The Washington Post removed a controversial cartoon that was published on its website earlier this week following criticism from readers who said the drawing was a racist caricature of Palestinians. The cartoon, “Human Shields” (2023) by Las Vegas Review Journal‘s editorial cartoonist Michael Ramirez, also appeared in the opinion pages of the Washington Post‘s Tuesday print edition.
Ramirez’s cartoon depicts a Hamas spokesperson with exaggerated facial features such as a large nose, thick furrowed eyebrows, and inflated lips with a speech bubble that reads, “How dare Israel attack civilians …” Ramirez drew four crying children and a woman wearing a hijab bound to the Hamas spokesperson by ropes — echoing Israel’s claim that Hamas civilians as “human shields.”
Following the deletion of the cartoon from the Washington Post’s website, the page has since been replaced with a note from David Shipley, the publication’s opinions editor responsible for approving the cartoon for print and digital publication, who shared that he “saw the drawing as a caricature of a specific individual, the Hamas spokesperson who celebrated the attacks on unarmed civilians in Israel.”
“However, the reaction to the image convinced me that I had missed something profound, and divisive, and I regret that,” Shipley continued, going on to say that the deleted cartoon had been replaced by a variety of selected reader responses in the interest of “a constructive exchange of ideas at all possible speed.” The Washington Post did not immediately respond to Hyperallergic‘s request for comment.
Many readers, both in the selected responses and in the page’s comments section, drew connections between Ramirez’s depiction of Arab people and racist caricatures found in Nazi propaganda during the Holocaust.
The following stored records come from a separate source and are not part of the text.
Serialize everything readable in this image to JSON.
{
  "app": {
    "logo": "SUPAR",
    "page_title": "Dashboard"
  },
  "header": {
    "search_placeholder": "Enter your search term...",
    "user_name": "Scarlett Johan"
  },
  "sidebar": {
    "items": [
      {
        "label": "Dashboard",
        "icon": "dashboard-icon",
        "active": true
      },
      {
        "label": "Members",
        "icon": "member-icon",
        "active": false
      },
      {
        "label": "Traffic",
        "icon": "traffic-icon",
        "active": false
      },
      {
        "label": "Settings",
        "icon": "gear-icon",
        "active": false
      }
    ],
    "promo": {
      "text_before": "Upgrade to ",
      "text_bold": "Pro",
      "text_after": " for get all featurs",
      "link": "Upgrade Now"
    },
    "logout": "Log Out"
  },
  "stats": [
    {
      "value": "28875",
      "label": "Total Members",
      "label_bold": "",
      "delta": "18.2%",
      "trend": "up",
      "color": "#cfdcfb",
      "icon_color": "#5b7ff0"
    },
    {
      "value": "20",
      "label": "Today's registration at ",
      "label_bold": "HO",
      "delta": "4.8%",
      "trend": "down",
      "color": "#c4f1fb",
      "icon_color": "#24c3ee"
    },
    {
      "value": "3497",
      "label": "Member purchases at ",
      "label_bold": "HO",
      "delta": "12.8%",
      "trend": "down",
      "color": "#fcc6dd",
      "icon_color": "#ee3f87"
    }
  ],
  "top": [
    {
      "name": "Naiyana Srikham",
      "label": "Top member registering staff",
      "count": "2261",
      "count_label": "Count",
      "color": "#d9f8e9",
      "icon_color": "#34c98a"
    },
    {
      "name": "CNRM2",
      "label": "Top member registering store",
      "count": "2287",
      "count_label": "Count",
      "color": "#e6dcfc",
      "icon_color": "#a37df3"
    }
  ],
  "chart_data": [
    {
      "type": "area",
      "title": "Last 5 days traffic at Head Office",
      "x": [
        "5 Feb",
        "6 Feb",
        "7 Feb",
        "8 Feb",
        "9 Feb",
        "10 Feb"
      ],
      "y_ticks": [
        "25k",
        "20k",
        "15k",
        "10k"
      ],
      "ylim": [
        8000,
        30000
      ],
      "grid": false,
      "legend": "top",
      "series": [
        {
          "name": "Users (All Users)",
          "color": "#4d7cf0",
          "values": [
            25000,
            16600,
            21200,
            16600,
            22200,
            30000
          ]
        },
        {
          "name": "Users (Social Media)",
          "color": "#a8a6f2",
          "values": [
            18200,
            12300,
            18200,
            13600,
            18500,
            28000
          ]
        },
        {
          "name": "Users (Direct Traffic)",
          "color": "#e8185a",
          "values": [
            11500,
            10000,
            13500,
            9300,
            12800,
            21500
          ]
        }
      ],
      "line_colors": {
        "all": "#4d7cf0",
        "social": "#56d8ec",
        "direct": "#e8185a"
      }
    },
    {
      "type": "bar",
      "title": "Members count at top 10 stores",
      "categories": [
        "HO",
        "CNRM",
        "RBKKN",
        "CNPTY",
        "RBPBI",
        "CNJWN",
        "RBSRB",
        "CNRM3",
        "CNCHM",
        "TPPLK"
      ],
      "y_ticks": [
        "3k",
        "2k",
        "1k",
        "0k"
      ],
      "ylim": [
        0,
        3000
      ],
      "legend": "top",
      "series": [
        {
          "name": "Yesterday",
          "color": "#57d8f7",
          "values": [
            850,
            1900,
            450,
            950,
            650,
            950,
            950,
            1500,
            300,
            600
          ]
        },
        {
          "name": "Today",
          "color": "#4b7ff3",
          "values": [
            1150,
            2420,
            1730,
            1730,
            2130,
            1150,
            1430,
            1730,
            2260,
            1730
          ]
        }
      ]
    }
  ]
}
Several responses also accused Ramirez’s cartoon of excusing the Israeli response to the October 7 attack by Hamas that has resulted in the killing of over 10,000 Palestinians, according to Gaza’s Health Ministry.
“What is happening in Gaza, in the words of Craig Mokhiber, a former high commissioner for human rights with the United Nations, is a ‘textbook case of genocide,’” said Washington Post reader Nora Eltahawy of San Jose, California. “Mr. Ramirez’s rhetoric enables it.”
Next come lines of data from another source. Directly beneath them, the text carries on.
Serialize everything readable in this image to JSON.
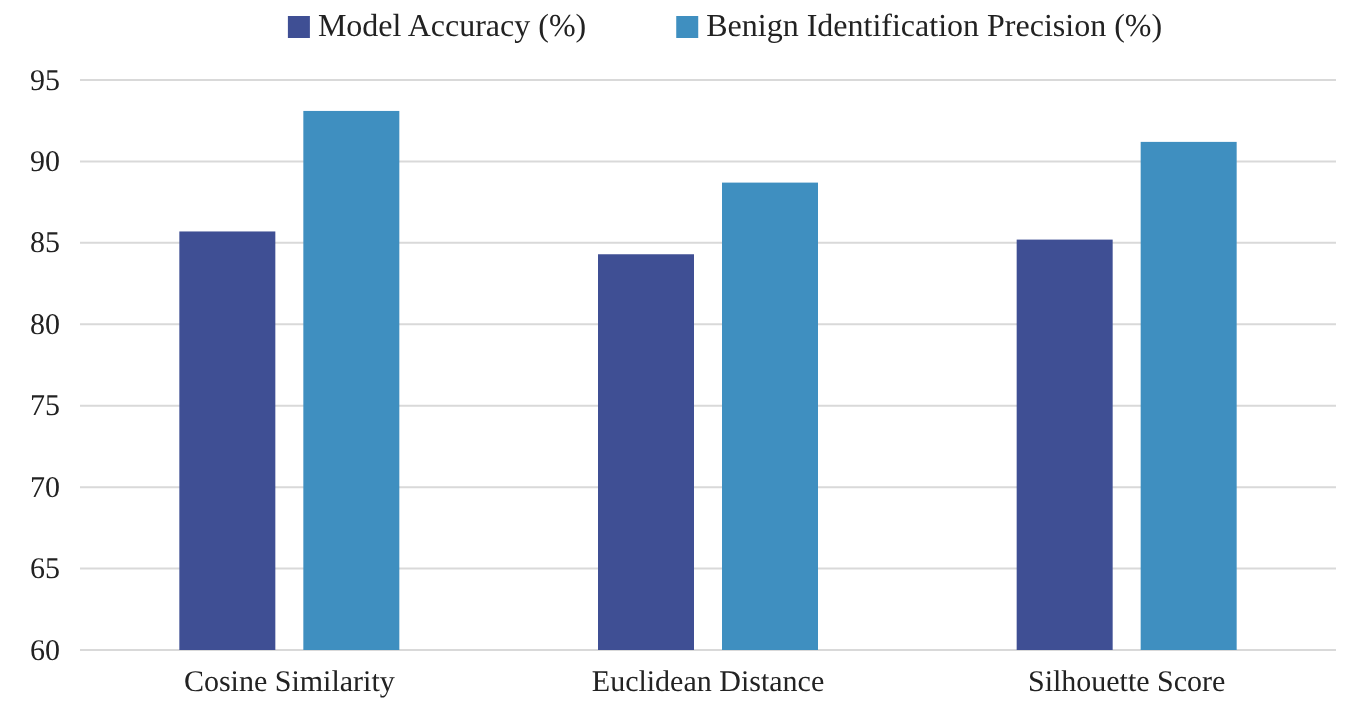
{
  "chart_data": {
    "type": "bar",
    "categories": [
      "Cosine Similarity",
      "Euclidean Distance",
      "Silhouette Score"
    ],
    "series": [
      {
        "name": "Model Accuracy (%)",
        "color": "#3f4f94",
        "values": [
          85.7,
          84.3,
          85.2
        ]
      },
      {
        "name": "Benign Identification Precision (%)",
        "color": "#3f8fc0",
        "values": [
          93.1,
          88.7,
          91.2
        ]
      }
    ],
    "ylim": [
      60,
      95
    ],
    "yticks": [
      60,
      65,
      70,
      75,
      80,
      85,
      90,
      95
    ],
    "grid": "y",
    "legend": "top"
  }
}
“Michael Ramirez’s Nov. 8 editorial cartoon depicting Hamas hostages with the Hamas character condemning Israeli attacks on civilians was full of bias and prejudice,” Philip Farah, the Vienna-based co-founder and board member of the Palestinian Christian Alliance for Peace, wrote to the Washington Post.
Throughout his career, Ramirez has typically conveyed conservative viewpoints through his editorial cartooning as well as essays and authored books. His work has been featured in over 500 news and media outlets internationally, though not without controversy: In 2000, a cartoon of his published in the LA Times came under fire for showing a Jewish man and a Muslim man worshipping the word “hate” rendered into what was supposed to represent the Western Wall.
Neither Ramirez nor his personal manager immediately responded to Hyperallergic‘s request for comment, but the artist published a new cartoon lampooning censured Michigan congressperson and Palestinian-American Rashida Tlaib earlier this afternoon, November 9.